- Location: Carroll County, Virginia
- Nearest city: Galax
- Coordinates: 36°36′2″N 80°48′45″W﻿ / ﻿36.60056°N 80.81250°W
- Area: 1,087 acres (4.40 km^{2})
- Governing body: Virginia Department of Game and Inland Fisheries

= Stewarts Creek Wildlife Management Area =

Protected area of Virginia, United States

Stewarts Creek Wildlife Management Area is a 1087 acre Wildlife Management Area (WMA) in Carroll County, Virginia. It lies along the Blue Ridge Mountains, with terrain that is rugged and steep; its lowest elevation is 1580 ft above sea level, while the highest is at 2955 ft, near the Blue Ridge Parkway.
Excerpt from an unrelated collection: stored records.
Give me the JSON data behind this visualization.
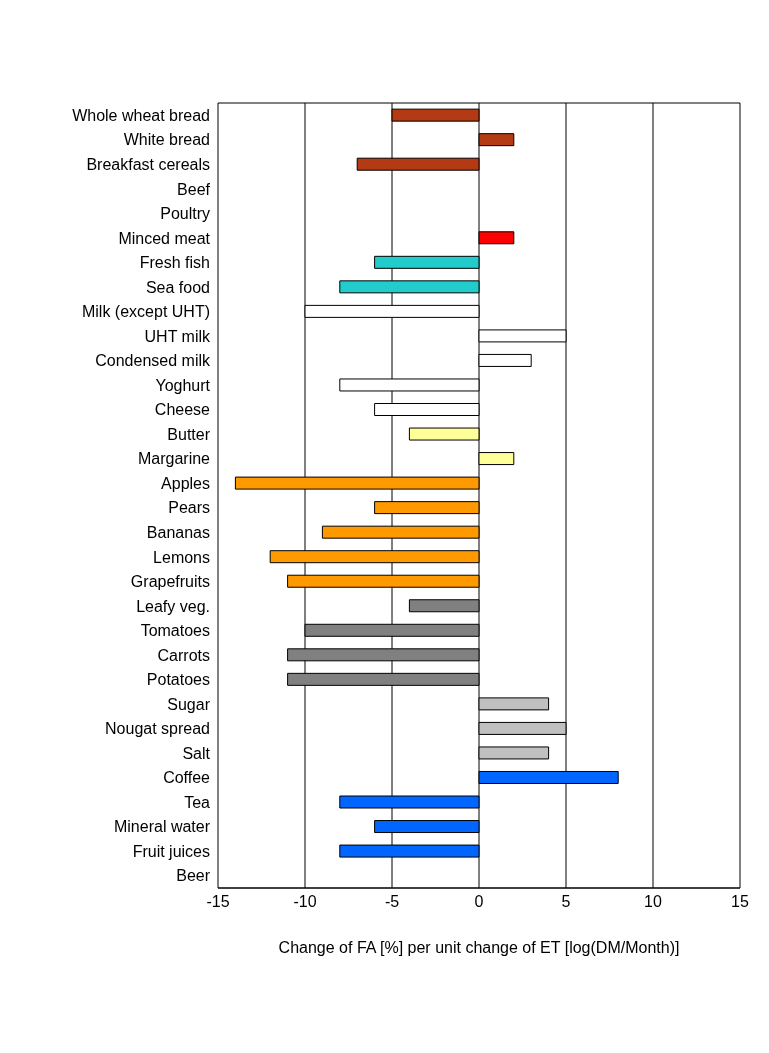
{
  "chart_data": {
    "type": "bar",
    "orientation": "horizontal",
    "xlabel": "Change of FA [%] per unit change of ET [log(DM/Month)]",
    "categories": [
      "Whole wheat bread",
      "White bread",
      "Breakfast cereals",
      "Beef",
      "Poultry",
      "Minced meat",
      "Fresh fish",
      "Sea food",
      "Milk (except UHT)",
      "UHT milk",
      "Condensed milk",
      "Yoghurt",
      "Cheese",
      "Butter",
      "Margarine",
      "Apples",
      "Pears",
      "Bananas",
      "Lemons",
      "Grapefruits",
      "Leafy veg.",
      "Tomatoes",
      "Carrots",
      "Potatoes",
      "Sugar",
      "Nougat spread",
      "Salt",
      "Coffee",
      "Tea",
      "Mineral water",
      "Fruit juices",
      "Beer"
    ],
    "values": [
      -5,
      2,
      -7,
      null,
      null,
      2,
      -6,
      -8,
      -10,
      5,
      3,
      -8,
      -6,
      -4,
      2,
      -14,
      -6,
      -9,
      -12,
      -11,
      -4,
      -10,
      -11,
      -11,
      4,
      5,
      4,
      8,
      -8,
      -6,
      -8,
      null
    ],
    "colors": [
      "#b33a12",
      "#b33a12",
      "#b33a12",
      "#b33a12",
      "#b33a12",
      "#ff0000",
      "#22cccc",
      "#22cccc",
      "#ffffff",
      "#ffffff",
      "#ffffff",
      "#ffffff",
      "#ffffff",
      "#ffff99",
      "#ffff99",
      "#ff9900",
      "#ff9900",
      "#ff9900",
      "#ff9900",
      "#ff9900",
      "#808080",
      "#808080",
      "#808080",
      "#808080",
      "#c0c0c0",
      "#c0c0c0",
      "#c0c0c0",
      "#0066ff",
      "#0066ff",
      "#0066ff",
      "#0066ff",
      "#0066ff"
    ],
    "xlim": [
      -15,
      15
    ],
    "xticks": [
      -15,
      -10,
      -5,
      0,
      5,
      10,
      15
    ],
    "grid": "x"
  }
}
Five sections of streams totaling 4.8 mi, including the headwaters of both the North and South forks of Stewarts Creek, lie within the area's boundaries; many of these contain populations of brook trout, and are bordered by thickets of rhododendrons. Most of the area is wooded, mainly with tulip poplar, yellow birch, oak, and hickory.

Stewarts Creek WMA is owned and maintained by the Virginia Department of Game and Inland Fisheries. The area is open to the public for hunting, trapping, fishing, hiking, horseback riding, and primitive camping. Access for persons 17 years of age or older requires a valid hunting or fishing permit, or a WMA access permit.